Die Realisierung des Erweiterungsbaus stellte verschiedene technische und bautechnische Herausforderungen dar, die sorgfältig gelöst werden mussten. Besonders komplex erwies sich das Grundwassermanagement für den Tiefgaragenbau. Aufgrund der Lage des Baugrundstücks war eine enge Abstimmung mit dem Projekt Stuttgart 21 erforderlich, um die wasserbaulischen Belange optimal zu integrieren.

Die Baukosten für den Neubau stiegen im Laufe des Projekts von ursprünglich geplanten 48 Millionen Euro auf voraussichtlich 58 Millionen Euro. Diese Erhöhung resultierte unter anderem aus den zusätzlichen Anforderungen an die wasserbaulichen Maßnahmen sowie aus Anpassungen während der Bauausführung.

Ein weiteres technisches Highlight des Gebäudes ist die Integration moderner Klimatisierungs- und Lüftungssysteme, die sowohl für die Konservierung der wertvollen Bestände als auch für den Komfort der Besucher sorgen. Die Gebäudetechnik wurde nach modernsten energetischen Standards konzipiert, um einen nachhaltigen Betrieb zu gewährleisten.

Die Planung und Ausführung des Baus erforderte eine genaue Koordination der verschiedenen Gewerke, um die Funktionalität des Gebäides sicherzustellen und gleichzeitig die denkmalgeschützten Bestandsbauten nicht zu beeinträchtigen. Die komplexe Logistik während der Bauzeit, insbesondere der Umzug der Bücher und Magazine, stellte eine besondere Herausforderung dar, die sorgfältig geplant und umgesetzt werden musste.

Projektablauf und Bauphasen

Der Bau des Erweiterungsbaus der Württembergischen Landesbibliothek erstreckte sich über einen Zeitraum von fast fünf Jahren. Der Baubeginn erfolgte im März 2015, nachdem das Projekt zuvor mehrfach politisch und finanziell gesichert werden musste. Ursprünglich war die Eröffnung bereits für das Jahr 2018 geplant, jedoch musste der Termin dreimal verschoben werden.

Im Sommer 2020 konnte der Erweiterungsbau schließlich in Betrieb genommen werden. Zu diesem Zeitpunkt waren die Hauptfunktionen des Gebäides bereits nutzbar, allerdings mussten die Besucher zunächst über einen Nebeneingang ins Gebäude gelangen, da der Vorplatz noch nicht fertiggestellt war. Die vollständige Fertigstellung des gesamten Ensembles folgte in den folgenden Monaten.

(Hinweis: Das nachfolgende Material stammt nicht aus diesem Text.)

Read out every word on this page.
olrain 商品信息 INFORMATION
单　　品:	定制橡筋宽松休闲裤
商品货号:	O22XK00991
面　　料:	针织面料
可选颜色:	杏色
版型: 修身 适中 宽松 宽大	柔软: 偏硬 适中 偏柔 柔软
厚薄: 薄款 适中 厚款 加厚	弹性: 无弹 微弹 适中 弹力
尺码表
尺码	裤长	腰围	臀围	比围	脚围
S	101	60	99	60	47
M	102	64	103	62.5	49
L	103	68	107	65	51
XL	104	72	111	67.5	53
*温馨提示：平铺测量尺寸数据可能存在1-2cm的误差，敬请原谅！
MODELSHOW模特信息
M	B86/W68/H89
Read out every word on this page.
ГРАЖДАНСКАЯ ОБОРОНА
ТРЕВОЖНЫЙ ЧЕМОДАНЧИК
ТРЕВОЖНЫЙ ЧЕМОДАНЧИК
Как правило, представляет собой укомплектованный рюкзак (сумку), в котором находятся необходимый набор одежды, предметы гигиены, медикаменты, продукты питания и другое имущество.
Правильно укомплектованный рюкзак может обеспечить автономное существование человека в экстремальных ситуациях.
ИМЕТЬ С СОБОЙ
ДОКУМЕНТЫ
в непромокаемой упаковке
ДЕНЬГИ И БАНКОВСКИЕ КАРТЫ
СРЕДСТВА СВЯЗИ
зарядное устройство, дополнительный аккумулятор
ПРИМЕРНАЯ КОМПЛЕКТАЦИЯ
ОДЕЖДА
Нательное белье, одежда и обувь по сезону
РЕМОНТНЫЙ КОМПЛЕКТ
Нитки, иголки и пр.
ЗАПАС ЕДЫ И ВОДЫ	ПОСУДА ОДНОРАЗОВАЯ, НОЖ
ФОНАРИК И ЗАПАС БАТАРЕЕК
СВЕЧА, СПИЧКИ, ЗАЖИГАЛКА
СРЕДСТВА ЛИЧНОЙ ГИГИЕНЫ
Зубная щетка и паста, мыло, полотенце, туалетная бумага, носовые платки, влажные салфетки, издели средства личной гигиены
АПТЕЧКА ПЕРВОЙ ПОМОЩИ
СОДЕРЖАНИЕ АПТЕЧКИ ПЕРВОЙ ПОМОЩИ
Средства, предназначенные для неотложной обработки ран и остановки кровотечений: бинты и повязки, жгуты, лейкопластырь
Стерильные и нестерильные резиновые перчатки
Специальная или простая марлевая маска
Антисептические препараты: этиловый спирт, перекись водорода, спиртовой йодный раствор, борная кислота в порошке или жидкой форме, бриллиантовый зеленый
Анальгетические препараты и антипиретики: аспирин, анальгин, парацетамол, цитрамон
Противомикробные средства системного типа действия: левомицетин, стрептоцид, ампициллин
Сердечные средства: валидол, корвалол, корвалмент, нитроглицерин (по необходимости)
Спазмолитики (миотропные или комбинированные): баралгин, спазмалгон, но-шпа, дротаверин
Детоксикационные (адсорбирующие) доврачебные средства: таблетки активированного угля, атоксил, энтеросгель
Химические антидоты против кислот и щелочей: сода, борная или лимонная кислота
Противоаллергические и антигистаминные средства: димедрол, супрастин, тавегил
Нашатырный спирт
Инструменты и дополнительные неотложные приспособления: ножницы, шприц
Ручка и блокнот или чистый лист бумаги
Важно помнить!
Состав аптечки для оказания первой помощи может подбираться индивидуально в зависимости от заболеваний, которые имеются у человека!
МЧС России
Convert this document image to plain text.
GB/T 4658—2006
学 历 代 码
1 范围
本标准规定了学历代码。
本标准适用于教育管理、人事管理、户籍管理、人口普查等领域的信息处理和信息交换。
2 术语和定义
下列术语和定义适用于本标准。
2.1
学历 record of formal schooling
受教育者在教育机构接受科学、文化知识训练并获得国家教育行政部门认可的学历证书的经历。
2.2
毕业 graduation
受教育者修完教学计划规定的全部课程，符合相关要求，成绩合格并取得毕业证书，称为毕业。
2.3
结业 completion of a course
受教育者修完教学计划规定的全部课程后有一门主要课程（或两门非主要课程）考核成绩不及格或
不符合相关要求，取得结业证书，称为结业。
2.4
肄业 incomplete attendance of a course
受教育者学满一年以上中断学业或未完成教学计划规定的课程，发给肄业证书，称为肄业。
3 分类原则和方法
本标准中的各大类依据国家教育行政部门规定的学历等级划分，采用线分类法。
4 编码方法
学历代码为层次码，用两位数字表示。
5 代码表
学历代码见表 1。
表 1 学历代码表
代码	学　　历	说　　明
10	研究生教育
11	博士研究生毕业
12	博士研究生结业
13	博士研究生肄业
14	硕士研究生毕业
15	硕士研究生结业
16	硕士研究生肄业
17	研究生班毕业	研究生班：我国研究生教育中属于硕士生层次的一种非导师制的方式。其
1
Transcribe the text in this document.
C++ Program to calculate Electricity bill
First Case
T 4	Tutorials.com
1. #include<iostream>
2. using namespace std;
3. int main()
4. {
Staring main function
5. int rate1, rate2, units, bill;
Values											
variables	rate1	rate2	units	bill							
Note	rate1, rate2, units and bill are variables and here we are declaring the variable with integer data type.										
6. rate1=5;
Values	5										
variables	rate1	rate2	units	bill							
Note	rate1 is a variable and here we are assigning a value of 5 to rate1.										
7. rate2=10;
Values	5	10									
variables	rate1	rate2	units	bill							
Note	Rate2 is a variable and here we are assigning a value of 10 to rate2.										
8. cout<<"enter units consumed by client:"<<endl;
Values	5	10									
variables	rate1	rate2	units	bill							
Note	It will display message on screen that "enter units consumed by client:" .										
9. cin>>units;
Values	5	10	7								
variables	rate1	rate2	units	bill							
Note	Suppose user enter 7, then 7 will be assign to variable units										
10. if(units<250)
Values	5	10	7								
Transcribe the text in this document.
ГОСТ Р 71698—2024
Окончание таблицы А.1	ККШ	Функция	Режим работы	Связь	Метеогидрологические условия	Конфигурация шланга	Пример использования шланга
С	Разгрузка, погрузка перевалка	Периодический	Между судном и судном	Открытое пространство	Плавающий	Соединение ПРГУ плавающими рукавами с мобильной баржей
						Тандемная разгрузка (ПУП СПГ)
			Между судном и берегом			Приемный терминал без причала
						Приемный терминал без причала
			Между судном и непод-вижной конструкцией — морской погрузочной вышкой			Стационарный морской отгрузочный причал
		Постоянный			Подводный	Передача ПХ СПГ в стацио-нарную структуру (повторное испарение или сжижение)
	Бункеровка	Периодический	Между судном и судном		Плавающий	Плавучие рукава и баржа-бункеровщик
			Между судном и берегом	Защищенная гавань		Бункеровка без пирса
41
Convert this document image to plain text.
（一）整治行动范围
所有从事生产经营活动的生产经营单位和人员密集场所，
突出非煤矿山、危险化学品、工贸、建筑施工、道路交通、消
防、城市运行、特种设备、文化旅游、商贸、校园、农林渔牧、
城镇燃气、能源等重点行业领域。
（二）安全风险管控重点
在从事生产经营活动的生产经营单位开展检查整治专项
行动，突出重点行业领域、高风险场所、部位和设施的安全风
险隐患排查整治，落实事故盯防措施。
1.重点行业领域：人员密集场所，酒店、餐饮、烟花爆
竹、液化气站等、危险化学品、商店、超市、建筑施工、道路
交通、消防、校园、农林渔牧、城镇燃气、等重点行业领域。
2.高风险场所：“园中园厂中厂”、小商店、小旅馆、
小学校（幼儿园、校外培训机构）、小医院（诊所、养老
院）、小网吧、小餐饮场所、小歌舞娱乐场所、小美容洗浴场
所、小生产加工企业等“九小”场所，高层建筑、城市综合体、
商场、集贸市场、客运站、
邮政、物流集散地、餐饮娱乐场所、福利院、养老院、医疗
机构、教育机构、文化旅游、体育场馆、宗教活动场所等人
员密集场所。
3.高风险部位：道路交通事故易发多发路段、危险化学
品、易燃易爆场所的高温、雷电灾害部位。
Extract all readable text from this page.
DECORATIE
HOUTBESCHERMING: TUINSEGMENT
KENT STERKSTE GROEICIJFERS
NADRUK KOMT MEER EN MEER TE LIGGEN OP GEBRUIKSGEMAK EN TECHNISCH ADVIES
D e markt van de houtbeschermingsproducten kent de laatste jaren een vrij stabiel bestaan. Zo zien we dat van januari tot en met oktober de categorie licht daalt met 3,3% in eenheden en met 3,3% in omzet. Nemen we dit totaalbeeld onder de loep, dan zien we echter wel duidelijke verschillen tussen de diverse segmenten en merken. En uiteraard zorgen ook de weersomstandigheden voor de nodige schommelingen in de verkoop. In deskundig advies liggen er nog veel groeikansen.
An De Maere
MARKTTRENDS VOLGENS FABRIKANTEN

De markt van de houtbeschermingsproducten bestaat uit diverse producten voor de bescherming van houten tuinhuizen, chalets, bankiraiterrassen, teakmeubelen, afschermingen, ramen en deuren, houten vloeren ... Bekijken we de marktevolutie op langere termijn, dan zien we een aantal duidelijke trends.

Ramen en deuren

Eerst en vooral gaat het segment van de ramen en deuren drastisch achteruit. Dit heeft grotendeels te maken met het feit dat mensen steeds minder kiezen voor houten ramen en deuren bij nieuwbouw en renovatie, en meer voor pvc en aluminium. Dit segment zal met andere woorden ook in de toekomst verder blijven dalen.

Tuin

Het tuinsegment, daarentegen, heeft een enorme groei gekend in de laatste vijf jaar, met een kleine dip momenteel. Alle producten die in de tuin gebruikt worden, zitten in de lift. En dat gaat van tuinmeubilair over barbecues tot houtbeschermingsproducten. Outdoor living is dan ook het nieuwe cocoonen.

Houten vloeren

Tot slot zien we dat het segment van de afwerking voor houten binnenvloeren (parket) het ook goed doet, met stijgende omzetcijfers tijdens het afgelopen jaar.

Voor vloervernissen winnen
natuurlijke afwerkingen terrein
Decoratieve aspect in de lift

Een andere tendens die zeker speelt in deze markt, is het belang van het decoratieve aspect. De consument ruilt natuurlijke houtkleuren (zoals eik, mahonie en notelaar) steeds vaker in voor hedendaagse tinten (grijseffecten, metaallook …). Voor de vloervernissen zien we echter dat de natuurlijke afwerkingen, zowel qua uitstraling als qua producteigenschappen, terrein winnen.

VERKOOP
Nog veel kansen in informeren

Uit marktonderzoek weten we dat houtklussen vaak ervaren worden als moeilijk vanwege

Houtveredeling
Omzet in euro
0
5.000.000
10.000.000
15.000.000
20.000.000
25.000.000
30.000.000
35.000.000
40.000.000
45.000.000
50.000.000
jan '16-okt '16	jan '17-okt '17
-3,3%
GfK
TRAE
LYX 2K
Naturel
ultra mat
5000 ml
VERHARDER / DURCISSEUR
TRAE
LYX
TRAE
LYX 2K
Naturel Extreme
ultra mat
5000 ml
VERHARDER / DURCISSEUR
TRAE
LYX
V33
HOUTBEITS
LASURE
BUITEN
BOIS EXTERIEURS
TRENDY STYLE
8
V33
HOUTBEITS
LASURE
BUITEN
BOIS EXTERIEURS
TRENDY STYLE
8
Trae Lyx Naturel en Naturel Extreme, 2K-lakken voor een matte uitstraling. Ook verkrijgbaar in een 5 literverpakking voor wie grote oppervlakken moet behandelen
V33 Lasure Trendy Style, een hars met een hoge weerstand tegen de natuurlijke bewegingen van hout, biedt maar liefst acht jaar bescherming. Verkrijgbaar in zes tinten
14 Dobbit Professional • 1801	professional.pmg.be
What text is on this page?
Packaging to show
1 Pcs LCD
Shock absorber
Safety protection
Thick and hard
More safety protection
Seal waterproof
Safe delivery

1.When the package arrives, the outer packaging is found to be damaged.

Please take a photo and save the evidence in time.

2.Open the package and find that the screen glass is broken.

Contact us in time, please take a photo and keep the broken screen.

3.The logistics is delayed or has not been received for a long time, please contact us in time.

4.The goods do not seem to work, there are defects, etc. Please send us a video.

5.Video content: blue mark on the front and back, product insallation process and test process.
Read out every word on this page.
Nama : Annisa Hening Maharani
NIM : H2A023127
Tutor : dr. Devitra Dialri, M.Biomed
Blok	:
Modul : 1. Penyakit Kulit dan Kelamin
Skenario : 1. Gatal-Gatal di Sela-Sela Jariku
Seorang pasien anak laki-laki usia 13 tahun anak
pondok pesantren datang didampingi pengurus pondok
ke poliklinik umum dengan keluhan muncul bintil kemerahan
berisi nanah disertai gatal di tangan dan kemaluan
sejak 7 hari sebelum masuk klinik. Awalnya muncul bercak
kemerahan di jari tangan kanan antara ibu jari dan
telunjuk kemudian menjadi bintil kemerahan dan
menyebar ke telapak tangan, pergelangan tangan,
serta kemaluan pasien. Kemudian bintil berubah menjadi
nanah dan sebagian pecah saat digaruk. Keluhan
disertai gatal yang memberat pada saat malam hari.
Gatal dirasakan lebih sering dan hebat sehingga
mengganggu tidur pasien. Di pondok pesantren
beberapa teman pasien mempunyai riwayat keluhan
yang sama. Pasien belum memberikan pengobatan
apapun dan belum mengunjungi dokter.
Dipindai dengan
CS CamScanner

Mit der Inbetriebnahme des Erweiterungsbaus begann im Jahr 2021 der zweite Bauabschnitt, die Sanierung und der Umbau des Bestandsgebäudes. Dieser zweite Abschnitt wird mehrere Jahre in Anspruch nehmen und stellt eine der größten Herausforderungen im Bibliotheksbau dar, da die Bibliothek während der Arbeiten weiterhin voll funktionsfähig bleiben muss.

Die zweigeteilte Realisierung des Gesamtprojekts in Erweiterungsbau und Sanierung des Altbaus ermöglichte eine schrittweise Entwicklung der Bibliothek und gewährleistete die Kontinuität des Betriebs während der gesamten Bauzeit. Diese strategische Vorgehensweise war notwendig, um die enorme Komplexität des Gesamtprojekts zu bewältigen und die Belastung für die Nutzer und das Bibliothekspersonal zu minimieren.

Kosten und Finanzierung

Die Finanzierung des Neubauprojekts der Württembergischen Landesbibliothek gestaltete sich als komplex, da sowohl die reinen Baukosten als auch die langfristigen Folgekosten berücksichtigt werden mussten. Die ursprünglich veranschlagten Baukosten für den Erweiterungsbau betrugen 48 Millionen Euro, stiegen jedoch im Laufe des Projekts auf voraussichtlich 58 Millionen Euro an. Diese Erhöhung resultierte unter anderem aus den zusätzlichen Anforderungen an das Grundwassermanagement sowie aus Anpassungen während der Bauausführung.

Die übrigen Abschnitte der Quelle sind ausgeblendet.